Friday Finds is a regular feature in which I collate and share interesting articles and posts on running/health/fitness which I’ve read recently. Some might be inspiring, some might be scientific, some might provoke debate. All are things I’ve found in some way thought-provoking.
A couple of weeks ago I shared the story that Adidas had ended their sponsorship deal with the IAAF and wondered whether or not any other sponsors would follow suit. This week I got my answer as Nestlé also decided to withdraw their support. Negative publicity was once more cited as the reason, with worries of the impact on Nestlé’s reputation mentioned in a statement. As this story continues to feature regularly in the news, yet again I must wonder what further fallout there will be.

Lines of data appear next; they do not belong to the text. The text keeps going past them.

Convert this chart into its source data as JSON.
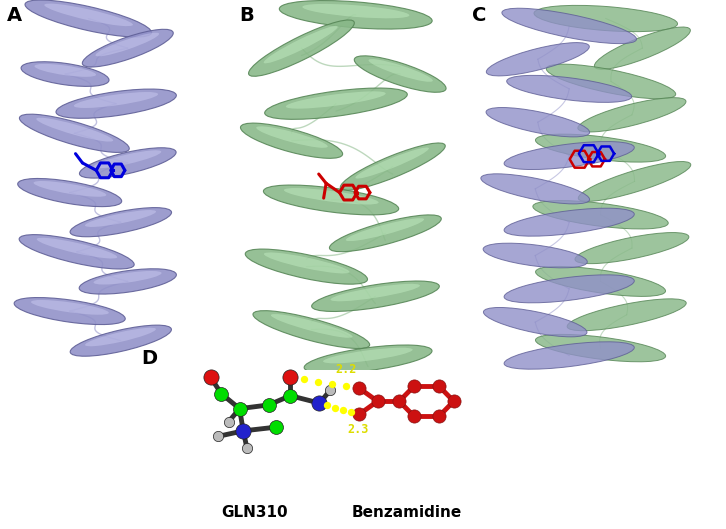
{
  "panel_label_fontsize": 14,
  "panel_label_fontweight": "bold",
  "background_color": "#ffffff",
  "protein_A_color": "#9090c8",
  "protein_B_color": "#88b888",
  "ligand_A_color": "#0000dd",
  "ligand_B_color": "#cc0000",
  "hbond_color": "#ffff00",
  "label_GLN310": "GLN310",
  "label_Benzamidine": "Benzamidine",
  "label_fontsize": 11,
  "hbond_distance_1": "2.2",
  "hbond_distance_2": "2.3",
  "hbond_distance_fontsize": 8.5,
  "hbond_color_text": "#dddd00",
  "fig_width": 7.26,
  "fig_height": 5.29,
  "dpi": 100
}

A more inspiring story comes from Sport Relief and Radio 1 DJ Greg James who this week completed his Gregathlon challenge of 5 triathlons in 5 days. Joining a growing list of celebrities to have completed gruelling physical challenges for Sport Relief, Greg completed his final triathlon in Norwich today. In just 5 days he has amassed a total of 3.6 miles of swimming, 196.7 miles on the bike and 46 miles running, raising over £750,000 so far. I know how hard it can be to persuade your body to keep going across multiple events, so to keep on going for 5 days is incredible and I am hoping to see this challenge televised around Sport Relief weekend next month.
This week also saw the publication of one of those studies that really just confirmed what we already suspected: that running is good for our brains! More specifically, sustained aerobic activity has been found to have a positive impact on the part of our brains responsible for learning. I know I do some of my best thinking whilst out for a run, so it’s good to have confirmation that my favourite activity not only keeps my body fit and healthy, but is good for my brain too!
Someone who has recently discovered the benefits of running is Michelle Thomas, writing for online magazine Standard Issue. After years of avoiding exercise and battling body issues, she now realises how going for a run is not a chore but an enjoyable way to look after herself. And in this article she recounts her journey to this particular revelation (and her running plans for the future). It would be fantastic if more of us would follow suit.
And finally, I’ve been following the news that my favourite running shoe manufacturer has launched a new running shoe specifically for women. That’s right, rather than being a “women’s version” of a man’s shoe, this one was designed with women in mind from the outset. I know from some of my reading that men and women tend to have different patterns of injury and since our bodies are different shapes, it’s hardy surprising that our running styles would differ too. I will continue to read about this shoe with interest, and may even give it a go myself some time!